Julia Wieniawa w szczerym wyznaniu. Tak podsumowała 2022 rok
Julia Wieniawa, podobnie jak wiele innych gwiazd, zdecydowała się opublikować na Instagramie podsumowanie ubiegłego roku. Aktorka przyznała, że nie wszystko układało się tak, jak sobie zaplanowała i spotkało ją wiele trudnych momentów.
Julia Wieniawa ma za sobą pracowity rok; aktorka mocno zaangażowała się w wiele projektów, a także często pojawiała się na scenie, zachwycając swoim głosem. Jej najnowszy album zatytułowany: "Omamy" niezwykle przypadł do gustu słuchaczom, a teledyski do utworów promujących płytę są chętnie odtwarzane w sieci.
Julia Wieniawa jest doskonale znana także filmowej i serialowej publiczności. Aktorka wystąpiła w takich produkcjach, jak m.in.: "rodzinka.pl", "Zawsze warto", "W lesie dziś nie zaśnie nikt", "Wszyscy moi przyjaciele nie żyją" i wiele innych.
Gwiazda jest bardzo aktywna w mediach społecznościowych, gdzie dzieli się z fanami swoją codziennością. To właśnie dzięki jej publikacjom internauci dowiedzieli się, że przełom roku gwiazda spędzała na Bali.
Oprócz zdjęć z egzotycznych wakacji, aktorka postanowiła wrzucić również relację, w której podsumowała ubiegły rok.
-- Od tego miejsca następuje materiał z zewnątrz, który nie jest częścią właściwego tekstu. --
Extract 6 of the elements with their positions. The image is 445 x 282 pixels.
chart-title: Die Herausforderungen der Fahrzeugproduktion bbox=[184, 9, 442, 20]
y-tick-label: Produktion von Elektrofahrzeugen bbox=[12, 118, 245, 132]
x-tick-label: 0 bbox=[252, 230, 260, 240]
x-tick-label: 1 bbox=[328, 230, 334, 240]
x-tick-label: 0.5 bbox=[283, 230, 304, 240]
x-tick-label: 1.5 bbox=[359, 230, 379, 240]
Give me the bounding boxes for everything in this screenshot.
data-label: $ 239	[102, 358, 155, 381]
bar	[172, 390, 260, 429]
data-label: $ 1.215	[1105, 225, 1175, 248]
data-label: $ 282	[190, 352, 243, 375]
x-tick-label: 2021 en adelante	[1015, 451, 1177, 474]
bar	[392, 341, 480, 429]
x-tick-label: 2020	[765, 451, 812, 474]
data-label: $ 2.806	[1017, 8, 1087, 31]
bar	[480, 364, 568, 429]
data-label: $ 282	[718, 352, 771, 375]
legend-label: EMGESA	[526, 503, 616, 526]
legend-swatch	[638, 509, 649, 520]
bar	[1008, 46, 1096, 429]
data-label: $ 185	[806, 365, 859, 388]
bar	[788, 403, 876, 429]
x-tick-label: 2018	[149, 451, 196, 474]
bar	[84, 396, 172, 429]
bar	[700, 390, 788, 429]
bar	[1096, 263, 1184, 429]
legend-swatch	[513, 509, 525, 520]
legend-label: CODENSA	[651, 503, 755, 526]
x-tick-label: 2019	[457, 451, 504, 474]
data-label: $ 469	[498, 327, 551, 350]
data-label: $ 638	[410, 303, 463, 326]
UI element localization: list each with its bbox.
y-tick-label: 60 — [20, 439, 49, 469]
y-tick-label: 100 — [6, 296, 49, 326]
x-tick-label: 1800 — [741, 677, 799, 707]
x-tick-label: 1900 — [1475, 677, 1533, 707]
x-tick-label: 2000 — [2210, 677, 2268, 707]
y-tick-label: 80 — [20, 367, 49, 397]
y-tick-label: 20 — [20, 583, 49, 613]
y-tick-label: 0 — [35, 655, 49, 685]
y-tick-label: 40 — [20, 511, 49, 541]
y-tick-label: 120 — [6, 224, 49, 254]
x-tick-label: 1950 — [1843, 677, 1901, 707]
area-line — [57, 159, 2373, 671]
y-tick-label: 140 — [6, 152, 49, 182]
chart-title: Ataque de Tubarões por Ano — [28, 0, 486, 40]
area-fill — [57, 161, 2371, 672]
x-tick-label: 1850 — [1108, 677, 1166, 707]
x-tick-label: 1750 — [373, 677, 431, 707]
Okazuje się, że ostatnie 12 miesięcy było dość trudnym czasem, a gwiazda zmagała się z licznymi, często poważnymi, problemami.
- To był naprawdę ciężki rok. Jak parę ton. Ale też piękny. To, co widzicie u mnie na Instagramie, to tylko ziarenko tego, co przeżywałam. Jestem wdzięczna za wszystko. I za hektolitry łez, ból brzucha ze śmiechu. Za pot, stres, adrenalinę, szczęście, odwagę, spełnienie. W 2022 roku spełniłam tyle marzeń, że aż sama nie dowierzam w to, czym obdarował mnie świat. Dziękuję wszystkim ludziom, którzy mnie w tym roku otaczali i sprawili, że na mojej buzi rysował się banan. Kocham was - napisała.